ICT innovation funding is helping parents to learn about computers as their nursery children learn to love books, reports Douglas Blane
It's bad enough when teenagers are more proficient with computers than their parents and teachers. It could be really embarrassing if three-year-olds were confidently tapping the keys and clicking the computer mouse while mum and dad could only watch in amazement.
At Knightsridge Nursery school in Livingston an innovative project is saving blushes by allowing parents to work at the computer alongside their children.
"We wanted to promote parents as primary educators of their children," says headteacher Morag Stewart. "In fact, it's our number one aim." So her staff spent a pound;1,600 innovation award from the National Grid for Learning Scotland on a Macintosh iBook laptop and a collection of talking books educational software.
"We planned at first to spend the whole award on software," says Ms Stewart. "Then we realised we'd be excluding some parents by assuming they all had computers. Also, the laptop is ideal because parents and children can use it to read together on the settee or at bedtime and they don't have to be stuck at a desk. It's very versatile."
Unexpected problems arose as soon as the software arrived because books are no longer supplied with the CDs. "I have a really resourceful clerical assistant," says Ms Stewart, "and between us we managed to beg, borrow - no, we drew the line at stealing - all the books we needed. My own children suddenly 'lost' a book called Grandma and Me."

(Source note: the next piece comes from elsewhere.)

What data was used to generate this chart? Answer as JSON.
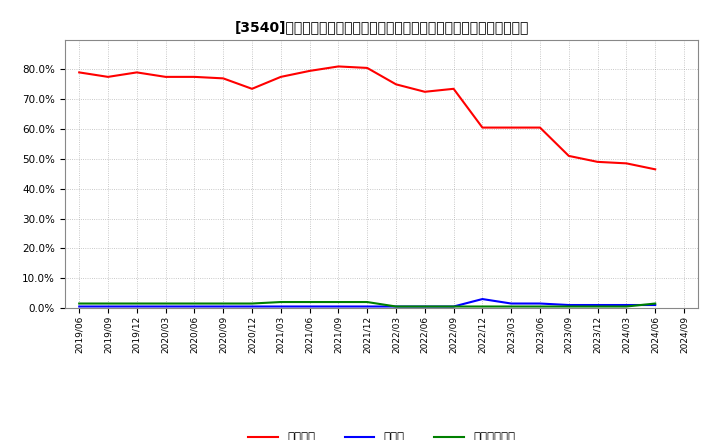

The new resource was never intended as an end in itself, she explains, but as a tool with one specific application in mind - at least in its first year of use - which was to enhance the children's interest in reading and writing. Ms Stewart was in no doubt that the best way to achieve this was by using the computer along with, rather than instead of, the relevant books. (Computers barely feature in the nurser curriculum, being mentioned in passing in only one section of Learning and Teaching Scotland's Curriculum Framework for Children 3 to 5, whereas the word "book" occurs 50 times and on almost every page.) The talking books are immensely visual and interactive. The point, says Ms Stewart, is not to teach reading but to help foster pre-reading skills such as recognising words and making connections between the written and spoken word. "And maybe most important of all at this age," she says, "is to help parents and kids have fun together."
In the early days of the project, the nursery staff were unsure of their ability to use the new resource. "We took it in turns to take the computer home and get familiar with it," says Ms Stewart.
The parents, too, were apprehensive. "We showed one group how to use the iBook and software, they talked to their friends, and we got more and more volunteers for our training sessions."
There was a worry that the computer might get lost, broken or sold. "But the parents and children have been really careful with it and we had a big, in-your-face sign engraved on the front saying Knightsridge Nursery School."
The system of lending the computer out took time to perfect since half of the 70 pupils were in school in the morning and half in the afternoon. But once the system was working smoothly the talking books proved immensely popular, Grandma and Me being a particular favourite.
"At one point in the book you can click on a white picket fence," says Ms Stewart, "and the fence comes down and plays a tune. Then it hits Grandma on the bottom and she goes 'Ooo'." She chuckles. "It's lovely."
Morag Wishart, whose three-year-old daughter suddenly acquired a great interest in computers, says: "For her, the appeal was bringing the computer home with books on it such as The Cat in the Hat that we'd already read.
"As a parent, it's not hard work at all. It gives you quality time together."